= 4 January Stadium tragedy =

2017 crowd crush in Angola

The tragedy at 4 January Stadium was a stampede that occurred on 10 February 2017, at the 4 January Stadium in Uige, Angola. The incident happened during a first-division football match in the Angolan Championship between Santa Rita and Recreativo Libolo, when a crush at the stadium entrance caused the deaths of 17 people and injured 58 others.

== The events==
On 10 February 2017, newly promoted club Santa Rita hosted Recreativo Libolo during the first matchday of the Angolan Championship. That day, the 4 January Stadium, which has a capacity of up to 12,000 people, was filled to its maximum as the game began. At the stadium entrance, numerous fans attempting to attend the match, including some without tickets, encountered a security cordon, leading to a stampede. Many individuals were crushed against barriers or trampled, including several children among the victims.

Inside the stadium, the match continued uninterrupted and concluded with the home team's defeat (0–1), while spectators within the stadium remained unaware of the tragedy. Official reports confirmed 17 fatalities and 58 injuries, though medical sources indicated at least 25 deaths.

== Causes and legal proceedings==
Following a request from Angola's Ministry of Sports, the Angolan Football Federation (AFP) and local authorities launched an investigation to determine the cause of the stampede and to implement new safety measures.

Initially, the incident was attributed to the large influx of fans, which reportedly caused the entrance gates to collapse, resulting in the stampede. However, eyewitnesses on site accused security forces of being responsible for the tragedy. Witnesses claimed that police initially allowed small groups of fans to enter without verifying their tickets, while hundreds attempted to push their way into the stadium. Later, the police reportedly tried to disperse the crowd using tear gas, triggering the chaos.

On 21 February 2017, a preliminary investigation by the Angolan Football Federation concluded that the stampede was due to a failure in the security system. On 29 March, a second report by a commission ordered by Angolan President José Eduardo dos Santos determined that the responsibility for the accident was largely shared between the national police, the provincial football federation of Uige, the Santa Rita club, and the stadium management company.
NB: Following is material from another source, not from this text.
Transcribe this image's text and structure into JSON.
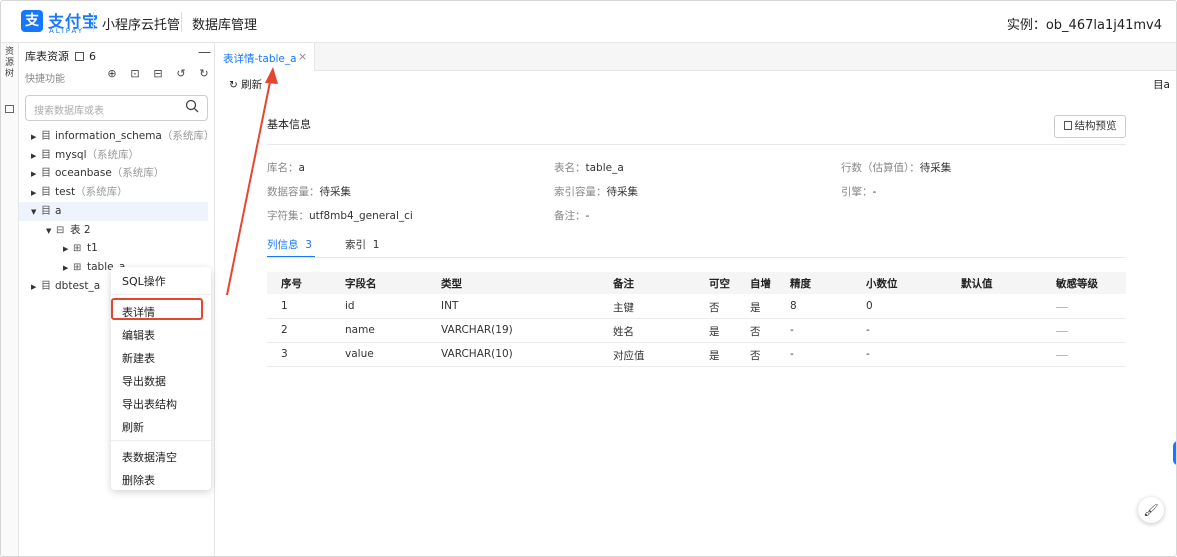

According to the Luxembourg newspaper Le Quotidien, the investigation also highlighted "poor coordination between the AFP and Santa Rita" and a poor "decision by the police commissioner [...] not to open the gates." Although witnesses claimed that the use of tear gas by police was the trigger for the stampede, the report, supported by medical findings, indicated that "the victims did not inhale any harmful substances."

Angolan authorities did not initiate any judicial investigation into the matter.

== Reactions==
The president of Santa Rita blamed the police for the tragedy, accusing them of committing a "serious error" by allowing the crowd to approach the stadium. Meanwhile, Recreativo Libolo summarized the match on their website with the headline: "Three points and a tragic end."

The Angolan Football Federation and the president of the Confederation of African Football (CAF), Issa Hayatou, issued a statement expressing "their condolences to the families of the victims" and wishing "a speedy recovery to the injured."

In a statement, Angolan President José Eduardo dos Santos expressed his sadness and criticized the police, stating, "It was a grave mistake to let so many people approach the stadium."

During the weekend of 11–12 February 2017, moments of silence were observed before professional first- and second-division matches in the Spanish and French championships in memory of the victims.